Auteur: Elise Tielrooy
Titre Original: Le bonheur n'est pas un sport de jeune fille
Date de Parution : 7 mai 2014
ISBN: 978-2714457769
Nombre de pages : 377
Prix : 18,00 €
Quatrième de couverture : Mes personnages
m'ont prise par surprise. Ils se sont engouffrés en thalasso alors que j'y
étais moi-même, tranquille et sans défense, et se sont installés dans ma tête.
Ils ont pris le contrôle en explosant tout au passage. Rentrée à Paris, ce sont
eux qui m'ont assise au café tous les matins, et c'est en pensant à vous que
j'ai tenté de les dompter.
Nous avions rendez-vous.
Assise devant des expressos qui refroidissaient, j'ai
voulu croire que même de vilaines farces pouvaient naître de belles choses. Le
bonheur ? Il est en nous pour peu qu'on prenne la peine de le saisir, entre
autres lors de ces «imprévus», quand la réalité nous dépasse et que la poésie
se faufile... Si on regarde bien.
Extrait
Janvier 2006
Sur son vélo, elle pédale. Pousser sur un pied puis
sur l'autre, respirer l'air humide de la Bretagne avec une toute nouvelle
fonction pilote automatique qui turbine à plein régime. Guillemette vient de
découvrir la simplicité du coup de massue.

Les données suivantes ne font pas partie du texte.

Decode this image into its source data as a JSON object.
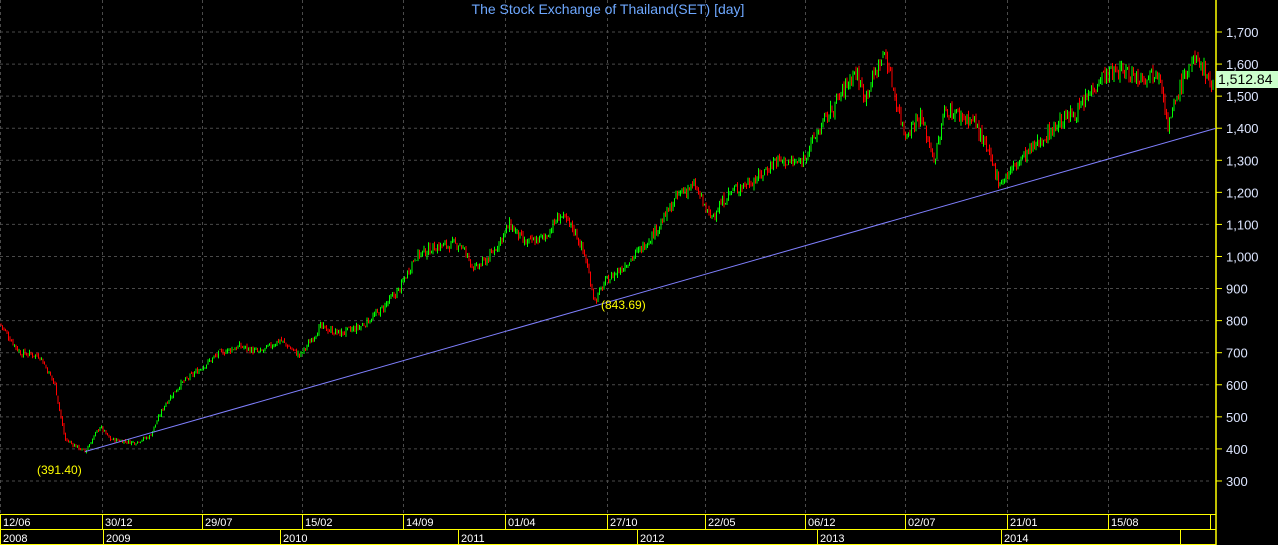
{
  "chart_data": {
    "type": "candlestick",
    "title": "The Stock Exchange of Thailand(SET) [day]",
    "ylim": [
      200,
      1800
    ],
    "y_ticks": [
      300,
      400,
      500,
      600,
      700,
      800,
      900,
      1000,
      1100,
      1200,
      1300,
      1400,
      1500,
      1600,
      1700
    ],
    "y_tick_labels": [
      "300",
      "400",
      "500",
      "600",
      "700",
      "800",
      "900",
      "1,000",
      "1,100",
      "1,200",
      "1,300",
      "1,400",
      "1,500",
      "1,600",
      "1,700"
    ],
    "last_value": "1,512.84",
    "date_ticks": [
      "12/06",
      "30/12",
      "29/07",
      "15/02",
      "14/09",
      "01/04",
      "27/10",
      "22/05",
      "06/12",
      "02/07",
      "21/01",
      "15/08"
    ],
    "year_labels": [
      "2008",
      "2009",
      "2010",
      "2011",
      "2012",
      "2013",
      "2014"
    ],
    "annotations": [
      {
        "text": "(391.40)",
        "value": 391.4,
        "position": "low-2008"
      },
      {
        "text": "(843.69)",
        "value": 843.69,
        "position": "low-2011"
      }
    ],
    "trendline": {
      "from": 391.4,
      "through": 843.69,
      "end": 1400
    },
    "close_path": [
      790,
      700,
      690,
      600,
      430,
      391,
      470,
      430,
      420,
      440,
      540,
      600,
      650,
      700,
      720,
      700,
      740,
      690,
      780,
      760,
      780,
      830,
      900,
      1000,
      1030,
      1040,
      960,
      1000,
      1100,
      1040,
      1060,
      1130,
      1080,
      1000,
      860,
      920,
      960,
      1020,
      1100,
      1200,
      1220,
      1120,
      1200,
      1250,
      1300,
      1290,
      1400,
      1500,
      1580,
      1500,
      1640,
      1500,
      1380,
      1440,
      1300,
      1460,
      1440,
      1420,
      1230,
      1300,
      1360,
      1420,
      1460,
      1560,
      1580,
      1560,
      1580,
      1400,
      1530,
      1600,
      1610,
      1512.84
    ],
    "colors": {
      "up": "#00ff00",
      "down": "#ff0000",
      "trendline": "#8080ff",
      "axis": "#ffff00",
      "grid": "#4a4a4a",
      "title": "#6ea8ff",
      "annotation": "#ffff00"
    },
    "grid": true
  }
}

«C'était il y a dix-huit ans, quatre mois et deux
jours...»
L'émotion dans la voix de son père, la remarquable
précision du récit qu'elle a entendu ce matin au petit déjeuner, tout semble
indiquer qu'il a dit la vérité.
Et voilà. Il n'y a donc plus d'accident sur la
nationale 10, mais des fils électriques qui se touchent dans un cabanon des
Landes. Sa mère était morte, elle ne l'est plus. Sa mère était devenue folle,
elle ne l'est plus. Mais s'il arrive une chose et son contraire... alors on
peut affirmer n'importe quoi, tout devient absurde. Dans ce chaos, comment
échapper à la question qui la ronge ?
Et si tout ça était vrai ? Si elle existait vraiment,
pourquoi ma mère irait le voir lui, et pas moi ? Soit Papa est devenu fou, soit
c'est moi.
Elle se sent comme un pare-brise en verre feuilleté,
tout étoile après un choc, prêt à éclater à la moindre secousse. Et par ce
froid matin de janvier, elle compte sur les massages pour lui faire oublier
tout ça. Finalement, elle aime son boulot. Vive le boulot ! Bienvenue dans le
monde feutré de la thalasso.
D'habitude, les deux kilomètres qui séparent la maison
du centre sont l'affaire de cinq minutes mais, aujourd'hui, le temps se dilate
et se rétracte selon des lois inconnues. La thalasso se profile enfin,
accrochée à sa falaise. Le centre. La terre ferme. Au bout d'une petite route
qui longe le précipice, une villa fin XIXe renferme le coeur de l'hôtel. La
réception, les restaurants et les plus belles suites. Tout autour, des
bâtiments bas, moisissures hypermodernes, ont envahi le pied des murs anciens,
de telle sorte que la partie gracieuse domine encore. Derrière les baies
vitrées bien fermées, le bataillon des chambres raisonnables et l'aile de
thalassothérapie si tranquille l'attendent, comme tous les jours.
Guillemette est masseuse sous affusions, cabine T21,
deuxième étage. Son travail consiste à prodiguer un soin, le plus agréable
possible, sur un corps aspergé, ou plutôt brûmisé d'eau de mer chaude. C'est
divin. On le lui a fait une fois. Cela permet de faire le vide, de se
concentrer sur son corps, d'oublier les soucis, comme disent les clients.
Pareil pour moi. Quand je masse, tout passe.